Donnerstag, den 19. Oktober 2017

Wohngebäudeversicherer beendeten 2016 eine Durststrecke


Gebäudeversicherungen -

Die Wohngebäudeversicherer konnten nach eineinhalb Jahrzehnten wieder eine positive Jahresbilanz vorweisen. Im Jahr 2016 schrieben die Unternehmen ein moderates Plus.


Wenig Naturschäden in zweiter Jahreshälfte 2016

Wohnhaus

Nach 15 Jahren wieder ein Plus in den Bilanzen

Die 15-jährige Durststrecke der Wohngebäudeversicherer ist im Jahr 2016 vorübergehend unterbrochen worden. Erstmals seit eineinhalb Jahrzehnten schrieben die Gesellschaften in der Branche der Wohngebäudeversicherungen wieder schwarze Zahlen, so der Gesamtverband der Deutschen Versicherungswirtschaft (GDV) am Dienstag. Nach aktuellen Geschäftszahlen lag die Schaden-Kosten-Quote im Jahr 2016 bei 97 Prozent (im Jahr 2015: 101,4 %).
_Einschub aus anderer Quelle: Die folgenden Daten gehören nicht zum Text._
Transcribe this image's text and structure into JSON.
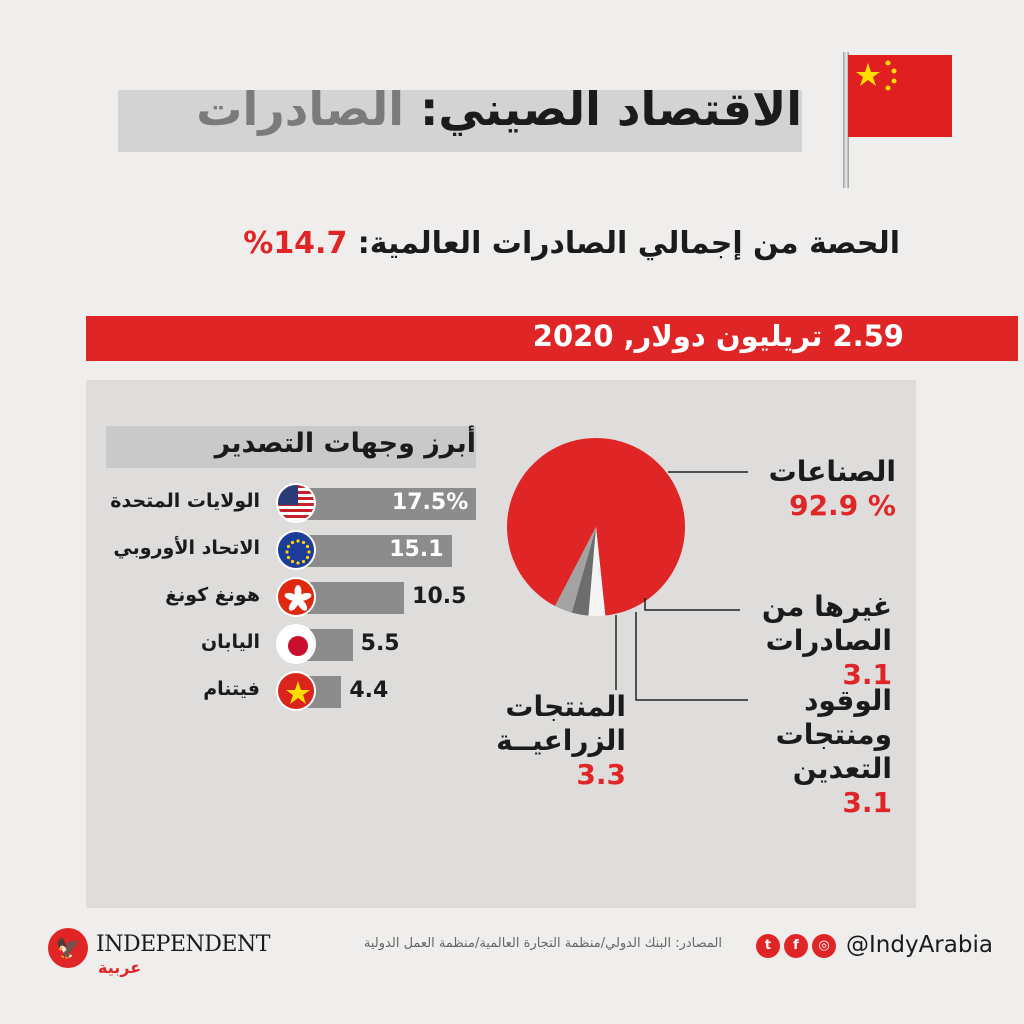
{
  "header": {
    "title_main": "الاقتصاد الصيني:",
    "title_sub": "الصادرات"
  },
  "share": {
    "label": "الحصة من إجمالي الصادرات العالمية:",
    "value": "14.7%"
  },
  "total": {
    "text": "2.59 تريليون دولار, 2020"
  },
  "chart_data": [
    {
      "type": "pie",
      "title": "",
      "slices": [
        {
          "label": "الصناعات",
          "value": 92.9,
          "value_text": "% 92.9",
          "color": "#e02527"
        },
        {
          "label": "غيرها من الصادرات",
          "value": 3.1,
          "value_text": "3.1",
          "color": "#f4f4f4"
        },
        {
          "label": "الوقود ومنتجات التعدين",
          "value": 3.1,
          "value_text": "3.1",
          "color": "#6d6d6d"
        },
        {
          "label": "المنتجات الزراعيــة",
          "value": 3.3,
          "value_text": "3.3",
          "color": "#a3a3a3"
        }
      ]
    },
    {
      "type": "bar",
      "title": "أبرز وجهات التصدير",
      "unit": "%",
      "categories": [
        "الولايات المتحدة",
        "الاتحاد الأوروبي",
        "هونغ كونغ",
        "اليابان",
        "فيتنام"
      ],
      "values": [
        17.5,
        15.1,
        10.5,
        5.5,
        4.4
      ],
      "value_labels": [
        "17.5%",
        "15.1",
        "10.5",
        "5.5",
        "4.4"
      ],
      "flags": [
        "us-flag-icon",
        "eu-flag-icon",
        "hong-kong-flag-icon",
        "japan-flag-icon",
        "vietnam-flag-icon"
      ]
    }
  ],
  "footer": {
    "source": "المصادر: البنك الدولي/منظمة التجارة العالمية/منظمة العمل الدولية",
    "handle": "@IndyArabia",
    "logo": "INDEPENDENT",
    "logo_sub": "عربية"
  },
  "colors": {
    "accent": "#e02527",
    "panel": "#dedddb"
  }
}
Die Wohngebäudeversicherer nahmen 6,8 Milliarden Euro ein und gaben im gleichen Zeitraum 4,7 Milliarden Euro aus.

Ende Januar schätzte der GDV zur Jahrespressekonferenz Ende Januar eine Quote von 101 Prozent und ging damit von einem weiteren Minus-Jahr aus.
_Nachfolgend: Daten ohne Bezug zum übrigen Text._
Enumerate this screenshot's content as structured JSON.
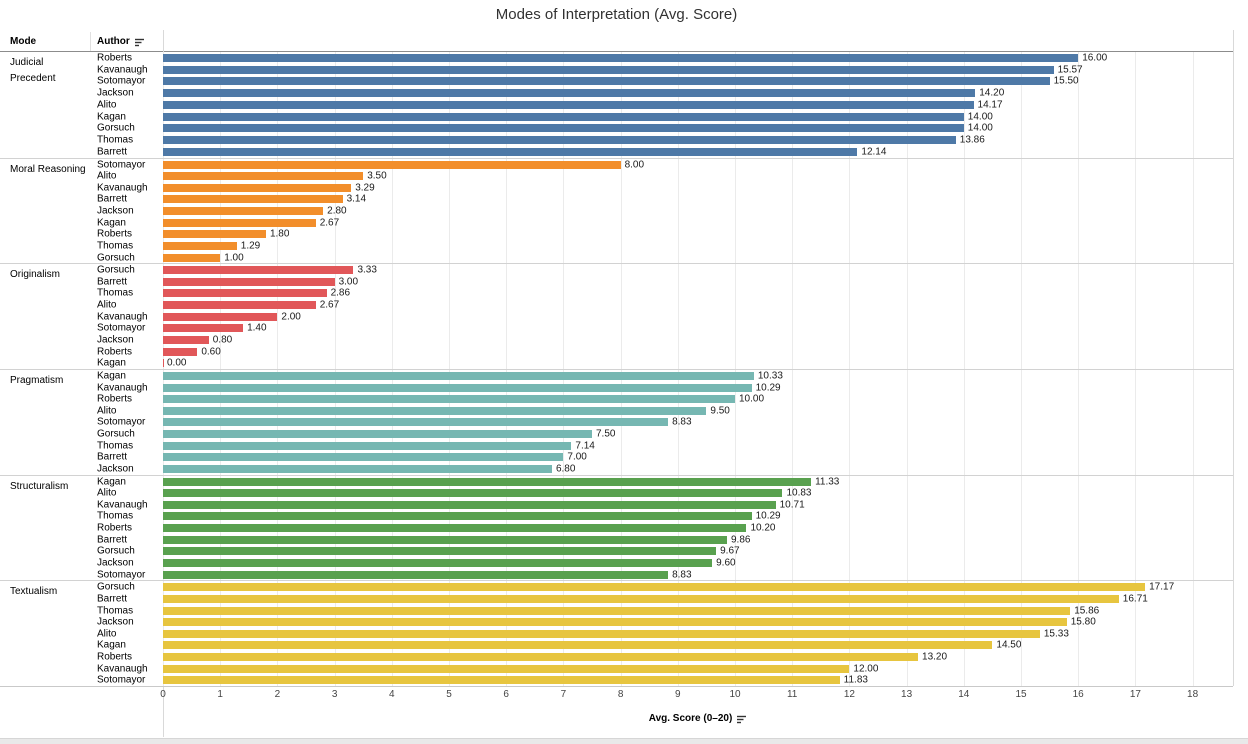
{
  "title": "Modes of Interpretation (Avg. Score)",
  "columns": {
    "mode": "Mode",
    "author": "Author"
  },
  "axis": {
    "label": "Avg. Score (0–20)",
    "ticks": [
      "0",
      "1",
      "2",
      "3",
      "4",
      "5",
      "6",
      "7",
      "8",
      "9",
      "10",
      "11",
      "12",
      "13",
      "14",
      "15",
      "16",
      "17",
      "18"
    ]
  },
  "icons": {
    "author_sort": "sort-descending-icon",
    "axis_sort": "sort-descending-icon"
  },
  "colors": {
    "judicial_precedent": "#4e79a7",
    "moral_reasoning": "#f28e2b",
    "originalism": "#e15759",
    "pragmatism": "#76b7b2",
    "structuralism": "#59a14f",
    "textualism": "#e7c53f"
  },
  "chart_data": {
    "type": "bar",
    "orientation": "horizontal",
    "title": "Modes of Interpretation (Avg. Score)",
    "xlabel": "Avg. Score (0–20)",
    "xlim": [
      0,
      18
    ],
    "grid": true,
    "legend": "none",
    "groups": [
      {
        "mode": "Judicial Precedent",
        "color": "#4e79a7",
        "rows": [
          {
            "author": "Roberts",
            "value": 16.0,
            "label": "16.00"
          },
          {
            "author": "Kavanaugh",
            "value": 15.57,
            "label": "15.57"
          },
          {
            "author": "Sotomayor",
            "value": 15.5,
            "label": "15.50"
          },
          {
            "author": "Jackson",
            "value": 14.2,
            "label": "14.20"
          },
          {
            "author": "Alito",
            "value": 14.17,
            "label": "14.17"
          },
          {
            "author": "Kagan",
            "value": 14.0,
            "label": "14.00"
          },
          {
            "author": "Gorsuch",
            "value": 14.0,
            "label": "14.00"
          },
          {
            "author": "Thomas",
            "value": 13.86,
            "label": "13.86"
          },
          {
            "author": "Barrett",
            "value": 12.14,
            "label": "12.14"
          }
        ]
      },
      {
        "mode": "Moral Reasoning",
        "color": "#f28e2b",
        "rows": [
          {
            "author": "Sotomayor",
            "value": 8.0,
            "label": "8.00"
          },
          {
            "author": "Alito",
            "value": 3.5,
            "label": "3.50"
          },
          {
            "author": "Kavanaugh",
            "value": 3.29,
            "label": "3.29"
          },
          {
            "author": "Barrett",
            "value": 3.14,
            "label": "3.14"
          },
          {
            "author": "Jackson",
            "value": 2.8,
            "label": "2.80"
          },
          {
            "author": "Kagan",
            "value": 2.67,
            "label": "2.67"
          },
          {
            "author": "Roberts",
            "value": 1.8,
            "label": "1.80"
          },
          {
            "author": "Thomas",
            "value": 1.29,
            "label": "1.29"
          },
          {
            "author": "Gorsuch",
            "value": 1.0,
            "label": "1.00"
          }
        ]
      },
      {
        "mode": "Originalism",
        "color": "#e15759",
        "rows": [
          {
            "author": "Gorsuch",
            "value": 3.33,
            "label": "3.33"
          },
          {
            "author": "Barrett",
            "value": 3.0,
            "label": "3.00"
          },
          {
            "author": "Thomas",
            "value": 2.86,
            "label": "2.86"
          },
          {
            "author": "Alito",
            "value": 2.67,
            "label": "2.67"
          },
          {
            "author": "Kavanaugh",
            "value": 2.0,
            "label": "2.00"
          },
          {
            "author": "Sotomayor",
            "value": 1.4,
            "label": "1.40"
          },
          {
            "author": "Jackson",
            "value": 0.8,
            "label": "0.80"
          },
          {
            "author": "Roberts",
            "value": 0.6,
            "label": "0.60"
          },
          {
            "author": "Kagan",
            "value": 0.0,
            "label": "0.00"
          }
        ]
      },
      {
        "mode": "Pragmatism",
        "color": "#76b7b2",
        "rows": [
          {
            "author": "Kagan",
            "value": 10.33,
            "label": "10.33"
          },
          {
            "author": "Kavanaugh",
            "value": 10.29,
            "label": "10.29"
          },
          {
            "author": "Roberts",
            "value": 10.0,
            "label": "10.00"
          },
          {
            "author": "Alito",
            "value": 9.5,
            "label": "9.50"
          },
          {
            "author": "Sotomayor",
            "value": 8.83,
            "label": "8.83"
          },
          {
            "author": "Gorsuch",
            "value": 7.5,
            "label": "7.50"
          },
          {
            "author": "Thomas",
            "value": 7.14,
            "label": "7.14"
          },
          {
            "author": "Barrett",
            "value": 7.0,
            "label": "7.00"
          },
          {
            "author": "Jackson",
            "value": 6.8,
            "label": "6.80"
          }
        ]
      },
      {
        "mode": "Structuralism",
        "color": "#59a14f",
        "rows": [
          {
            "author": "Kagan",
            "value": 11.33,
            "label": "11.33"
          },
          {
            "author": "Alito",
            "value": 10.83,
            "label": "10.83"
          },
          {
            "author": "Kavanaugh",
            "value": 10.71,
            "label": "10.71"
          },
          {
            "author": "Thomas",
            "value": 10.29,
            "label": "10.29"
          },
          {
            "author": "Roberts",
            "value": 10.2,
            "label": "10.20"
          },
          {
            "author": "Barrett",
            "value": 9.86,
            "label": "9.86"
          },
          {
            "author": "Gorsuch",
            "value": 9.67,
            "label": "9.67"
          },
          {
            "author": "Jackson",
            "value": 9.6,
            "label": "9.60"
          },
          {
            "author": "Sotomayor",
            "value": 8.83,
            "label": "8.83"
          }
        ]
      },
      {
        "mode": "Textualism",
        "color": "#e7c53f",
        "rows": [
          {
            "author": "Gorsuch",
            "value": 17.17,
            "label": "17.17"
          },
          {
            "author": "Barrett",
            "value": 16.71,
            "label": "16.71"
          },
          {
            "author": "Thomas",
            "value": 15.86,
            "label": "15.86"
          },
          {
            "author": "Jackson",
            "value": 15.8,
            "label": "15.80"
          },
          {
            "author": "Alito",
            "value": 15.33,
            "label": "15.33"
          },
          {
            "author": "Kagan",
            "value": 14.5,
            "label": "14.50"
          },
          {
            "author": "Roberts",
            "value": 13.2,
            "label": "13.20"
          },
          {
            "author": "Kavanaugh",
            "value": 12.0,
            "label": "12.00"
          },
          {
            "author": "Sotomayor",
            "value": 11.83,
            "label": "11.83"
          }
        ]
      }
    ]
  }
}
In der zweiten Jahreshälfte gab es in der Bundesrepublik kaum größere Naturkatastrophen mit hohen Versicherungsschäden, so der GDV. Dies sei der Hauptgrund für die letztendlich doch noch positive Jahresbilanz. "Die Wohngebäudeversicherer sind daher 2016 mit einem blauen Auge davon gekommen, denn trotz der heftigen Sommerunwetter vor allem im Süden und Westen Deutschlands war es aus Versicherungssicht ein unterdurchschnittliches Naturgefahrenjahr, so GDV-Geschäftsführer Bernhard Gause.
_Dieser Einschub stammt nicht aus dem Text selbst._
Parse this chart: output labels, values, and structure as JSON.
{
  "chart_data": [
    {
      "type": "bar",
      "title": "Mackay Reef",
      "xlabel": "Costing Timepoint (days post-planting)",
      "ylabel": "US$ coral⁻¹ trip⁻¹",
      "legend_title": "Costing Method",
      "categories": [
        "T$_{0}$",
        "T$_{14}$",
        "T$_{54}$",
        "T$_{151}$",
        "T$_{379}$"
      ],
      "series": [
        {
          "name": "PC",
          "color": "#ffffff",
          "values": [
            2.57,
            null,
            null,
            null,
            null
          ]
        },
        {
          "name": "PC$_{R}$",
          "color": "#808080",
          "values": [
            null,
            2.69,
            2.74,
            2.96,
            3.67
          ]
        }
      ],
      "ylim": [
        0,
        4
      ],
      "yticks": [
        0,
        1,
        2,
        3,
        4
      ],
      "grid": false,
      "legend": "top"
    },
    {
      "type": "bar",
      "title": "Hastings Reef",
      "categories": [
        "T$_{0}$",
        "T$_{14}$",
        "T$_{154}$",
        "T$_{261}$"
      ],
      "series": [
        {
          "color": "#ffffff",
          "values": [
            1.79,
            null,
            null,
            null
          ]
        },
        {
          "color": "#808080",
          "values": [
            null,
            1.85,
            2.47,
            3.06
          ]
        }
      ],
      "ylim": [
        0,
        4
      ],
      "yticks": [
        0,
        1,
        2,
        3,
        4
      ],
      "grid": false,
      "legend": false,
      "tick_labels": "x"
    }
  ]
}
Die Versicherer in den Sparten Schaden- und Unfallversicherungen nahmen im Jahr 2016 nach voraussichtlichen Berechnungen mit 66,2 Milliarden Euro rund 2,8 Prozent höhere Beiträge ein. Die Leistungen stiegen gleichzeitig um ebenfalls 2,8 Prozent auf 49,5 Milliarden Euro an. Die gesamte Schaden-Kosten-Quote in diesen Versicherungssparten lag voraussichtlich bei 96 Prozent.

Endgültige Zahlen zur Geschäftsentwicklung bei der Lebensversicherung veröffentlicht der GDV am 27. März 2017.